1 dari 10 Orang Masih Bisa Tularkan Covid-19 Setelah Karantina 10 Hari

Orang-orang ini punya potensi risiko memperluas transmisi Covid-19 usai karantina.

Republika/Putra M. Akbar
RSDC Wisma Atlet Kemayoran, Jakarta, Kamis (16/12/2021). Virus SARS-CoV-2 aktif bisa bertahan sampai 68 hari pada sebagian orang. Orang-orang ini memiliki potensi risiko untuk memperluas transmisi.
Rep: Adysha Citra Ramadani Red: Reiny Dwinanda

REPUBLIKA.CO.ID, JAKARTA -- Sekitar satu dari 10 pasien Covid-19 yang telah menjalani karantina selama 10 hari masih memiliki kadar virus yang relevan secara klinis. Artinya, mereka berpotensi bisa menularkan Covid-19 kepada orang lain.

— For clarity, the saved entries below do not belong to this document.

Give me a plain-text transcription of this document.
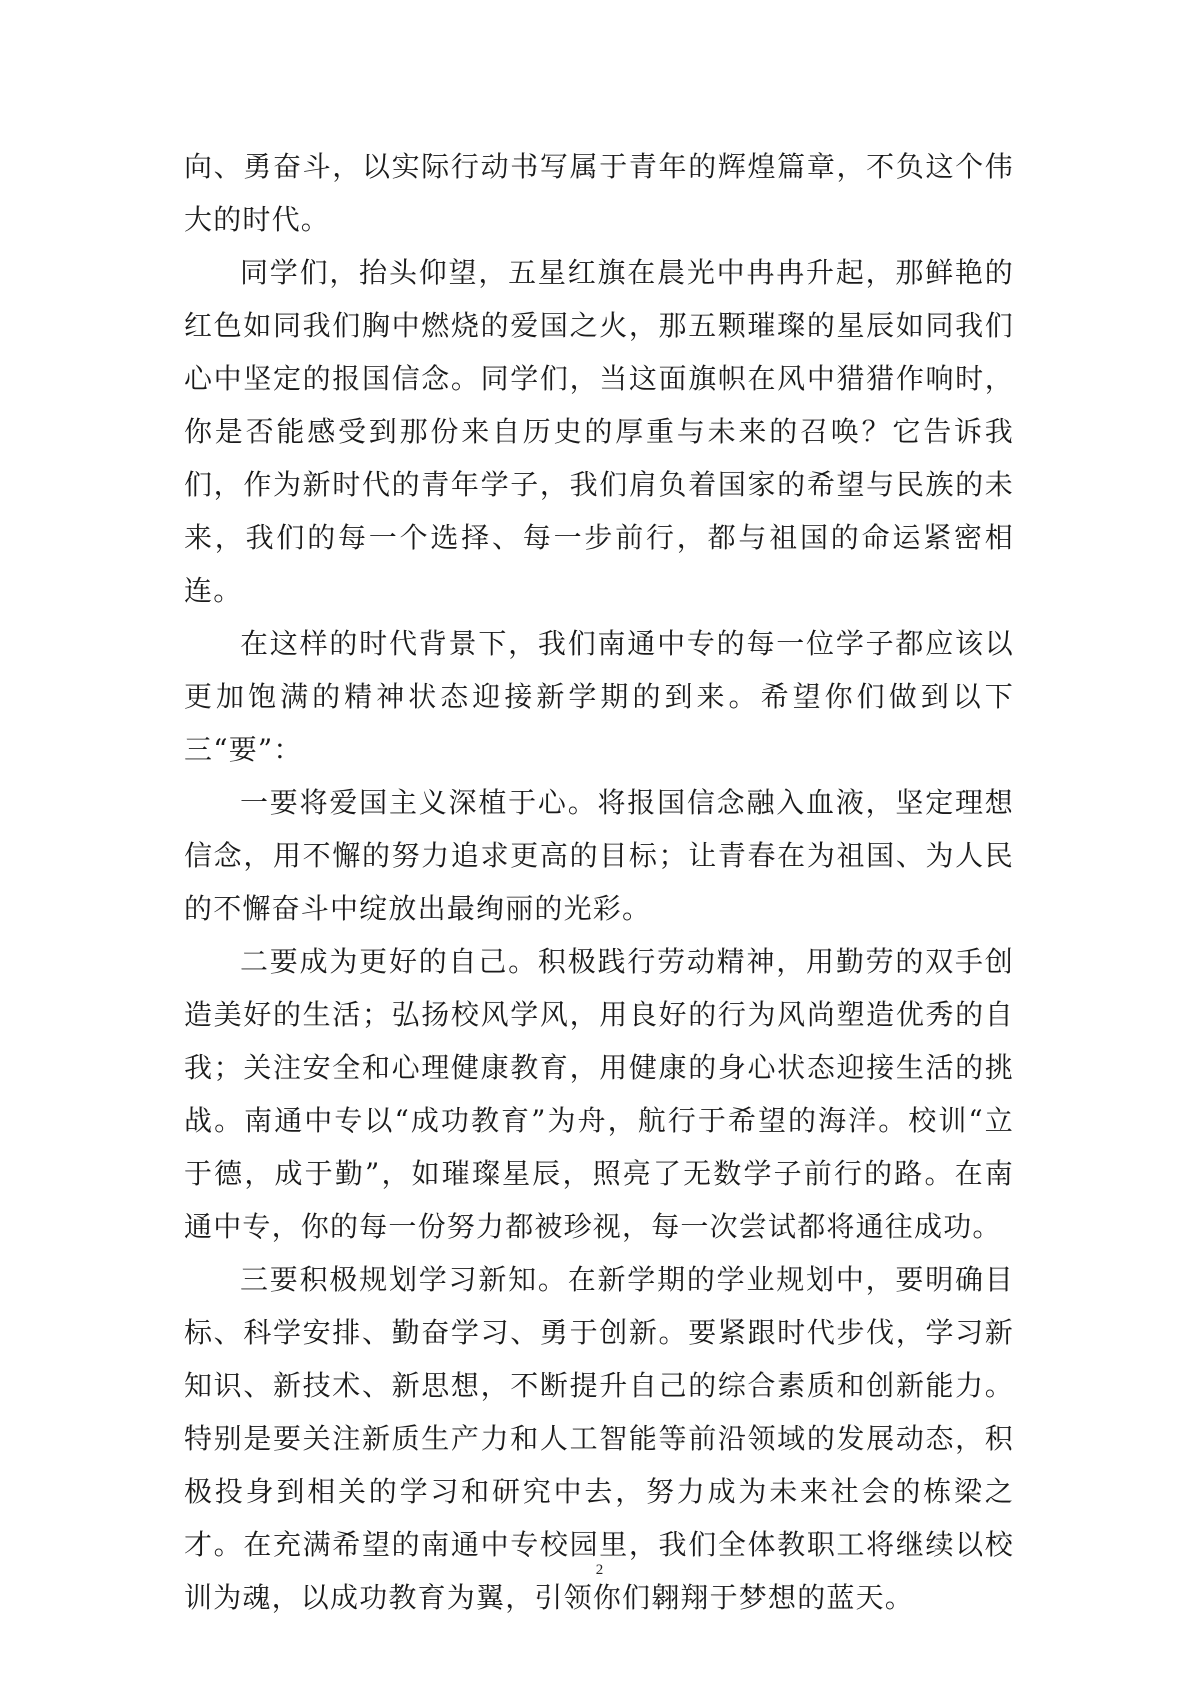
向、勇奋斗，以实际行动书写属于青年的辉煌篇章，不负这个伟大的时代。

同学们，抬头仰望，五星红旗在晨光中冉冉升起，那鲜艳的红色如同我们胸中燃烧的爱国之火，那五颗璀璨的星辰如同我们心中坚定的报国信念。同学们，当这面旗帜在风中猎猎作响时，你是否能感受到那份来自历史的厚重与未来的召唤？它告诉我们，作为新时代的青年学子，我们肩负着国家的希望与民族的未来，我们的每一个选择、每一步前行，都与祖国的命运紧密相连。

在这样的时代背景下，我们南通中专的每一位学子都应该以更加饱满的精神状态迎接新学期的到来。希望你们做到以下三“要”：

一要将爱国主义深植于心。将报国信念融入血液，坚定理想信念，用不懈的努力追求更高的目标；让青春在为祖国、为人民的不懈奋斗中绽放出最绚丽的光彩。

二要成为更好的自己。积极践行劳动精神，用勤劳的双手创造美好的生活；弘扬校风学风，用良好的行为风尚塑造优秀的自我；关注安全和心理健康教育，用健康的身心状态迎接生活的挑战。南通中专以“成功教育”为舟，航行于希望的海洋。校训“立于德，成于勤”，如璀璨星辰，照亮了无数学子前行的路。在南通中专，你的每一份努力都被珍视，每一次尝试都将通往成功。

三要积极规划学习新知。在新学期的学业规划中，要明确目标、科学安排、勤奋学习、勇于创新。要紧跟时代步伐，学习新知识、新技术、新思想，不断提升自己的综合素质和创新能力。特别是要关注新质生产力和人工智能等前沿领域的发展动态，积极投身到相关的学习和研究中去，努力成为未来社会的栋梁之才。在充满希望的南通中专校园里，我们全体教职工将继续以校训为魂，以成功教育为翼，引领你们翱翔于梦想的蓝天。

2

Berdasarkan studi dalam International Journal of Infectious Diseases, virus aktif bahkan bisa bertahan sampai 68 hari pada sebagian orang. Orang-orang ini memiliki potensi risiko untuk memperluas transmisi.

"Sebagai tambahan, tak ada tanda klinis yang terlihat pada orang-orang ini, yang artinya kita tidak akan bisa memprediksi siapa (yang masih berpotensi menularkan penyakit)," jelas Profesor Lorna Harries dari University of Exeter Medical School yang mengawasi studi, seperti dilansir Times Now News, Senin (17/1/2022).

Berdasarkan temuan ini, tim peneliti meyakini perlu adanya metode tes baru yang dapat mendeteksi keberadaan virus aktif dan juga risiko penularan seseorang. Metode tes baru ini juga diterapkan dalam studi.

Seperti diketahui, tes PCR konvensional bekerja dengan cara mendeteksi keberadaan fragmen-fragmen virus dan tidak membedakan apakah suatu virus masih aktif atau sudah tidak aktif. Tes ini juga tidak bisa mengukur apakah seseorang masih bisa menularkan penyakit atau tidak.

Baca Juga


Metode tes baru yang digunakan dalam studi ini hanya akan memberikan hasil positif bila pasien memiliki virus yang masih aktif dan berpotensi menularkan kepada orang lain. Tes ini bermanfaat untuk mencegah orang yang masih berpotensi menularkan penyakit kembali berkumpul dan berkontak dengan orang lain.

"Orang yang masih menularkan (Covid-19) setelah 10 hari dapat menimbulkan risiko masalah kesehatan serius," ujar Prof Harries.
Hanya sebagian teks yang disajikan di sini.